Dołącz do społeczności biegowej!
Nie jesteś zalogowany.
Od dłuższego czasu podczas szybkich biegów, mniej więcej w połowie dystansu, zaczyna mnie coś kłuc w boku. Bul narasta, na początku jest lekki by za chwile stać sie nie do wytrzymania. Zawsze w prawym boku, nie wiem czy kolki mogą być aż tak bolesne?

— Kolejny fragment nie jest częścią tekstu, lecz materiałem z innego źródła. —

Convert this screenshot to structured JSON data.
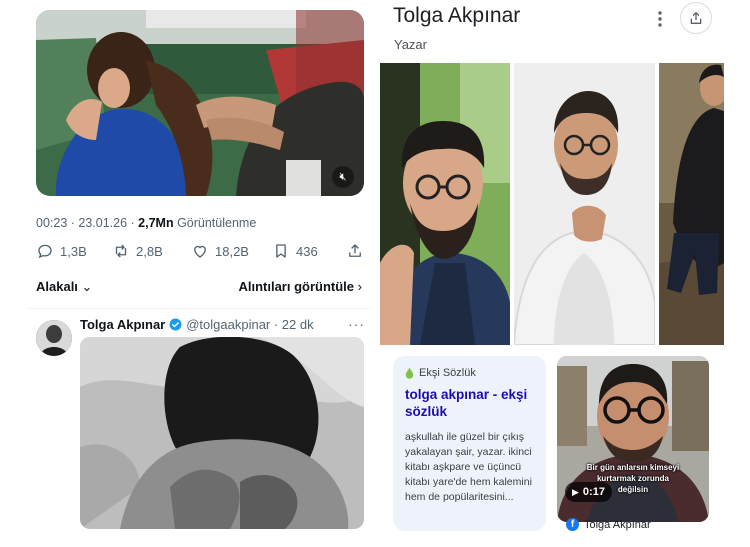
{
  "tweet": {
    "media": {
      "icon": "speaker-muted-icon"
    },
    "timestamp": "00:23 · 23.01.26 · ",
    "views_count": "2,7Mn",
    "views_label": " Görüntülenme",
    "actions": {
      "replies": "1,3B",
      "reposts": "2,8B",
      "likes": "18,2B",
      "bookmarks": "436"
    },
    "relevance_label": "Alakalı",
    "quotes_label": "Alıntıları görüntüle"
  },
  "reply": {
    "author_name": "Tolga Akpınar",
    "handle_time": "@tolgaakpinar · 22 dk",
    "more": "···"
  },
  "knowledge_panel": {
    "title": "Tolga Akpınar",
    "subtitle": "Yazar"
  },
  "result_card": {
    "source": "Ekşi Sözlük",
    "title": "tolga akpınar - ekşi sözlük",
    "snippet": "aşkullah ile güzel bir çıkış yakalayan şair, yazar. ikinci kitabı aşkpare ve üçüncü kitabı yare'de hem kalemini hem de popülaritesini..."
  },
  "video_card": {
    "caption_line1": "Bir gün anlarsın kimseyi",
    "caption_line2": "kurtarmak zorunda",
    "caption_line3": "değilsin",
    "duration": "0:17",
    "source": "Tolga Akpınar"
  },
  "colors": {
    "link_blue": "#1a0dab",
    "verified_blue": "#1d9bf0",
    "muted_gray": "#536471",
    "card_bg": "#eef3fb"
  }
}
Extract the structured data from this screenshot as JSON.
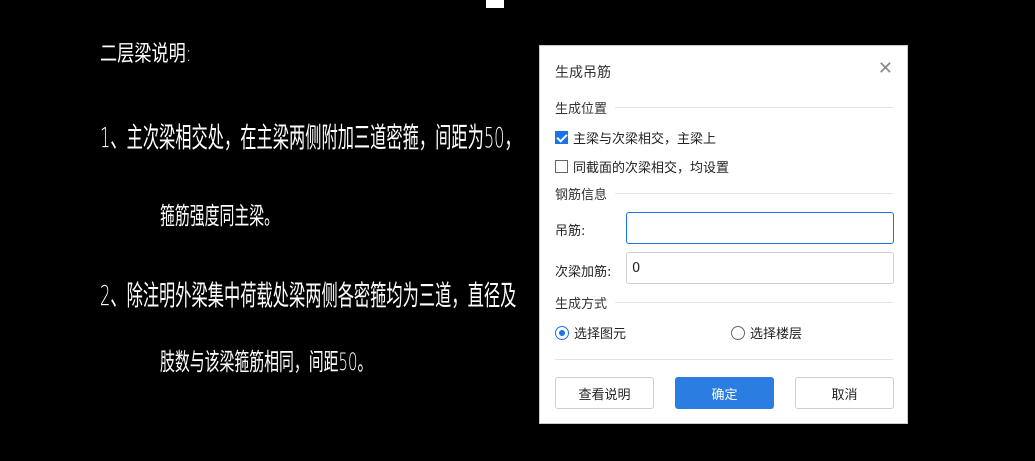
{
  "drawing": {
    "title": "二层梁说明:",
    "line1": "1、主次梁相交处，在主梁两侧附加三道密箍，间距为50，",
    "line1_cont": "箍筋强度同主梁。",
    "line2": "2、除注明外梁集中荷载处梁两侧各密箍均为三道，直径及",
    "line2_cont": "肢数与该梁箍筋相同，间距50。"
  },
  "dialog": {
    "title": "生成吊筋",
    "close_icon": "close-icon",
    "section_position": "生成位置",
    "checkbox_main": {
      "label": "主梁与次梁相交，主梁上",
      "checked": true
    },
    "checkbox_same": {
      "label": "同截面的次梁相交，均设置",
      "checked": false
    },
    "section_rebar": "钢筋信息",
    "hanger_label": "吊筋:",
    "hanger_value": "",
    "secondary_label": "次梁加筋:",
    "secondary_value": "0",
    "section_method": "生成方式",
    "radio_element": {
      "label": "选择图元",
      "selected": true
    },
    "radio_floor": {
      "label": "选择楼层",
      "selected": false
    },
    "btn_help": "查看说明",
    "btn_ok": "确定",
    "btn_cancel": "取消"
  },
  "colors": {
    "accent": "#2b7de1",
    "background": "#000000"
  }
}
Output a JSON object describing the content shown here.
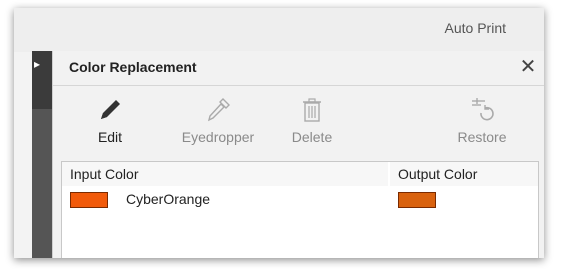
{
  "window": {
    "top_right_label": "Auto Print"
  },
  "panel": {
    "title": "Color Replacement",
    "close_glyph": "✕",
    "collapse_glyph": "▸"
  },
  "toolbar": {
    "items": [
      {
        "label": "Edit",
        "icon": "pencil-icon",
        "enabled": true
      },
      {
        "label": "Eyedropper",
        "icon": "eyedropper-icon",
        "enabled": false
      },
      {
        "label": "Delete",
        "icon": "trash-icon",
        "enabled": false
      },
      {
        "label": "Restore",
        "icon": "restore-icon",
        "enabled": false
      }
    ]
  },
  "table": {
    "headers": {
      "input": "Input Color",
      "output": "Output Color"
    },
    "rows": [
      {
        "input_name": "CyberOrange",
        "input_color": "#F15A0A",
        "output_color": "#D9620F"
      }
    ]
  },
  "colors": {
    "accent_dark": "#3b3b3b",
    "panel_bg": "#f2f2f2"
  }
}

Myślicie ze moze powinienem sie przejść do lekarza ? Z tego co wykminiłem mocniej boli kiedy mocniej przeskakuje z nogi na noge, a mniej kiedy biegne na maxa płasko i bardzo płytko oddycham. Przy głębokim oddech mocniej boli.
Jakieś porady...?
Offline
Nigdy nie zapominam o rozgrzewce. Conajmniej 5-7 min. Chociaż troszke racji możesz mieć, bo najwięcej sie rozciągam. Sprubuje jutro i dam znac...
Offline
Wydaje mi się, że 5-7 min to za mało... ale czekamy... napisz jak Ci poszło
Offline
Grzałem sie dobre 15 min. Jednak dalej trochę bolało, ale ból nie narastał. Moze w tym jest sposób ? Heh, myślałem ze juz dość trochę wiem o bieganiu, w końcu nie biegam od wczoraj. A tu prosze-podstawy. No nic. Człowiek sie cały czas uczy. Dzięki za pomoc.
Offline
Tak mi sie wydaje. Ale pewny być nie moge. Dzisiaj rozgrzewka pomogła, ale tylko troche. Zobaczymy co czas przyniesie...
Offline
Nie koniecznie kolka. Mnie czasem boli bark... ale czuje że to mięsień. Od tamtej pory robię kilka pompek na rozgrzewce i już nic nie czuje
Offline
Jednak coś jest nie tak. Grzeje sie na prawde długo, jednak ból cały czas sie pojawia. Mysle że wizyta u lekarza nie zaszkodzi, bo na serio wkurza mnie juz to...
Offline
Nom Mnie bolały okolice kostki... zacząłem sam sobie maścią smarować w domu.. nie pomagało. W końcu wybrałem się do szpitala... Okazało się, że mam zapalenie ścięgien. Dostałem trochę tabletek i fizykoterapie. Przerwa na dwa tygodnie. I niestety to już nie będzie taka jesień jaką sobie planowałem he
Ale wybierz się do lekarza... zobacz co orzeknie i jak będziesz miał czas to napisz do nas.. bo przynajmniej ja, jestem ciekaw hehe, pozdro
Offline
Bardzo prawdopodobne, że boli cię wątroba. Lekka nie jest, a bebechy trochę latają podczas biegania. Poza tym - tak sobie myślę - że może masz niedobór węglowodanów. Dlatego, że gdy ich brakuje to wątroba ma jego "zamiennik" glikogen i zaczyna ssać . No, ale to tylko jeden z powodów. Jeśli gdzieś się mylę to poprawcie.
Pozdrawiam
Offline
ja miałam podobne bóle - okazało się, że to piasek i drobne kamyki w nerkach, podczas biegania wstrząsy powodują przesuwanie się przez kanaliki;
w sumie skutki pozytywne - bezinwazyjnie usuwa się świństwo:)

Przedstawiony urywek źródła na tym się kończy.